An effort to draw long-overdue attention to Snow’s accomplishments will take place during a memorial dedication and headstone unveiling on Tuesday, Aug. 15, 2017, at 10:30 a.m. in Forest Hill Cemetery, 8660 N. State Route 66, Piqua, where Snow is buried. The ceremony also will mark the 110th anniversary of Snow’s birth.
Speaking at the ceremony will be a representative of the Snow family; James C. Oda, director of the Piqua Public Library; and Michael Gessel, a researcher on Snow’s life and officer of The International Wizard of Oz Club. Attendance is free and the public is invited to attend.
After graduating from Piqua High School in 1925, Snow wrote features and a weekly radio review column for the Piqua Daily Call.
He is best known as the author of two books in the “Wizard of Oz” series — “The Shaggy Man of Oz” and “The Magical Mimics of Oz,” which tell the further adventures of Dorothy, the Wizard, the Scarecrow, and other fanciful characters from the wonderful Land of Oz created by L. Frank Baum. Snow also penned a reference work, “Who’s Who in Oz,”and began a biography on Baum, which was never completed.
Snow was one of the foremost experts on Baum, and he assembled an outstanding collection of Baum first editions and Oz rarities. His work to promote Baum and Oz led to the founding of The International Wizard of Oz Club the year after he died.
He also achieved acclaim in science fiction circles. Snow published short stories of speculative fiction, some of which continue to be reprinted in anthologies of great works of the genre.
In addition to Oz, radio was a lifelong interest for Snow. While attending Piqua High School, he wrote what is believed to be the nation’s first regular newspaper column of radio reviews for the Cincinnati Enquirer. As publicity director for the Dayton radio station WSMK, he came up with the idea for the new station call letters, WING, which are still used today.

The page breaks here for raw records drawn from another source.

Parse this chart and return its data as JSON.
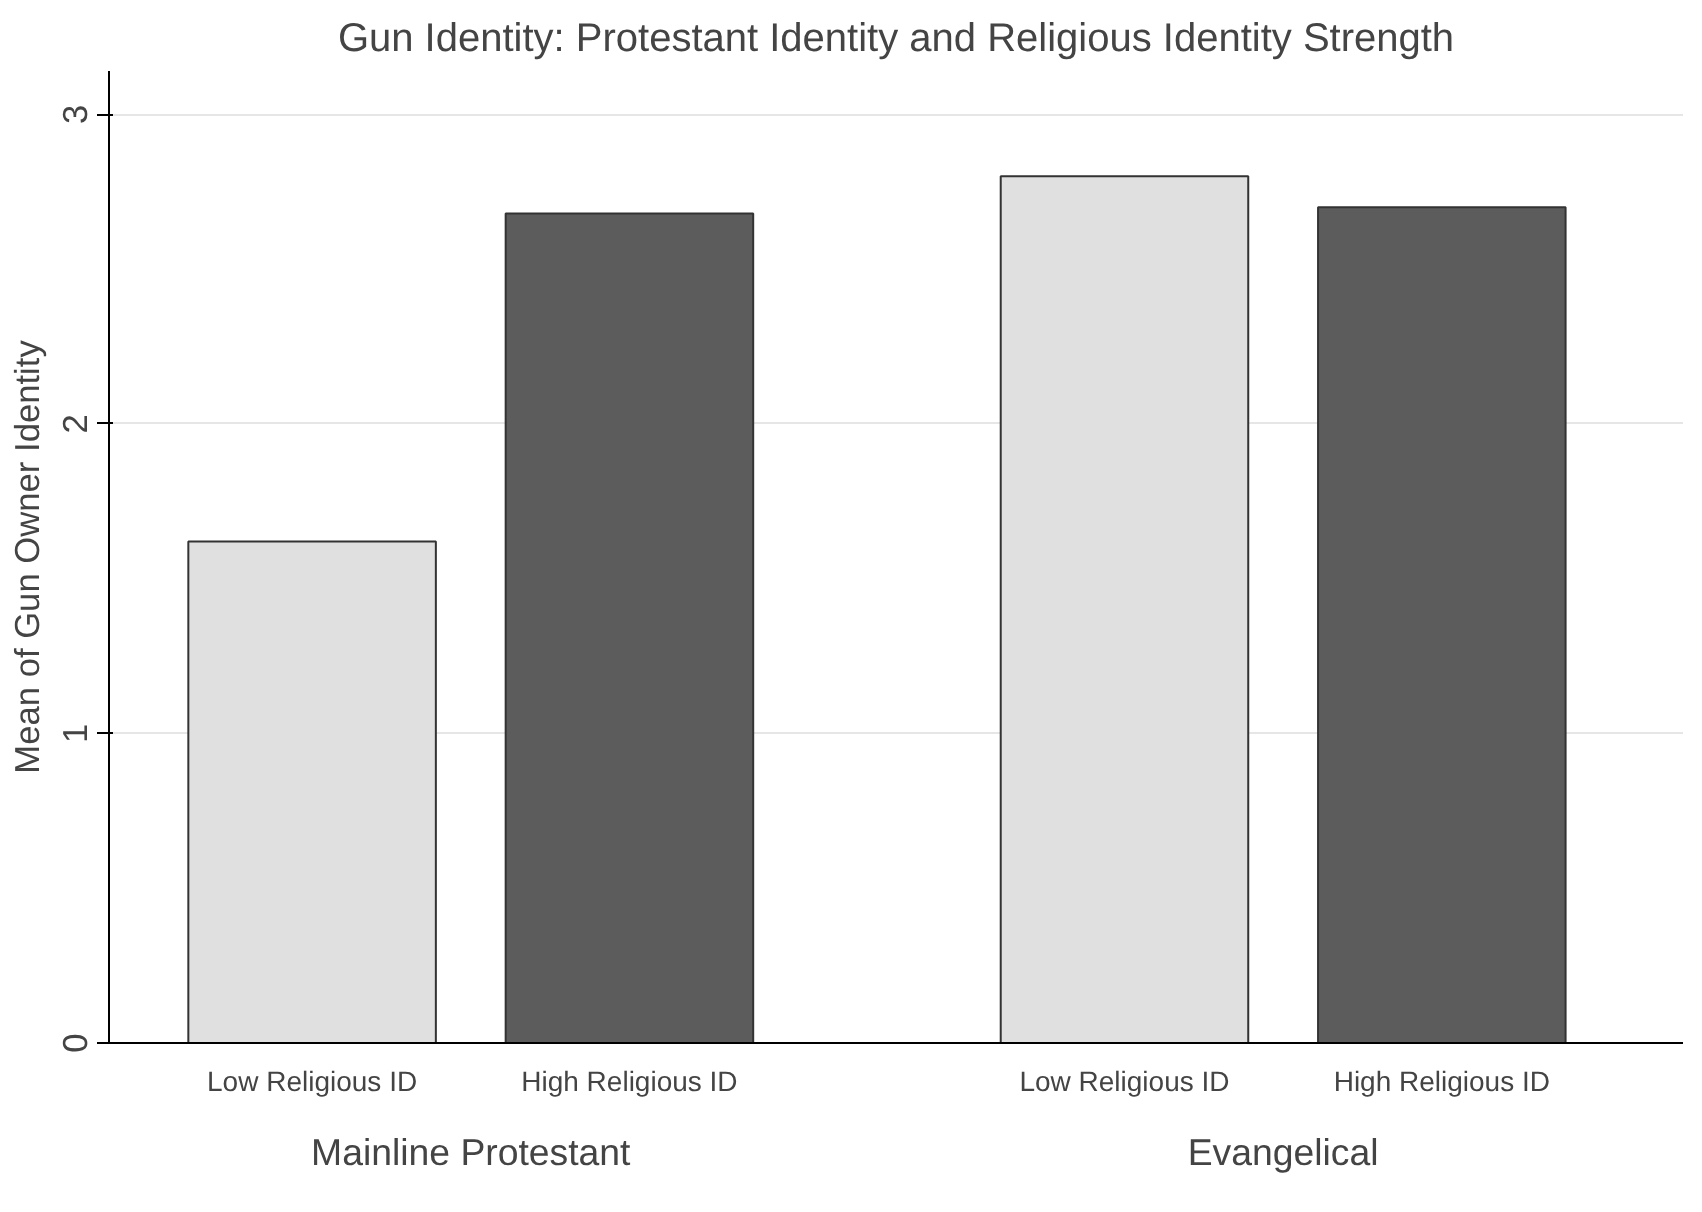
{
  "chart_data": {
    "type": "bar",
    "title": "Gun Identity: Protestant Identity and Religious Identity Strength",
    "ylabel": "Mean of Gun Owner Identity",
    "categories": [
      "Low Religious ID",
      "High Religious ID",
      "Low Religious ID",
      "High Religious ID"
    ],
    "values": [
      1.62,
      2.68,
      2.8,
      2.7
    ],
    "colors": [
      "#e0e0e0",
      "#5c5c5c",
      "#e0e0e0",
      "#5c5c5c"
    ],
    "ylim": [
      0,
      3.14
    ],
    "yticks": [
      0,
      1,
      2,
      3
    ],
    "grid": "y",
    "annotations": [
      "Mainline Protestant",
      "Evangelical"
    ]
  }
}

Snow also wrote short stories of speculative fiction for Weird Tales magazine. These and others were included in an anthology, “Dark Music and Other Spectral Tales,” which was published in 1947. Some of those stories have been reprinted in modern anthologies of great works in the genre. Snow’s circle included many of the top science fiction writers and editors of the time, including Ray Bradbury.
In 2007, the Dayton Metro Library held an exhibit of Snow’s books and Oz memorabilia to mark the centennial of his birth.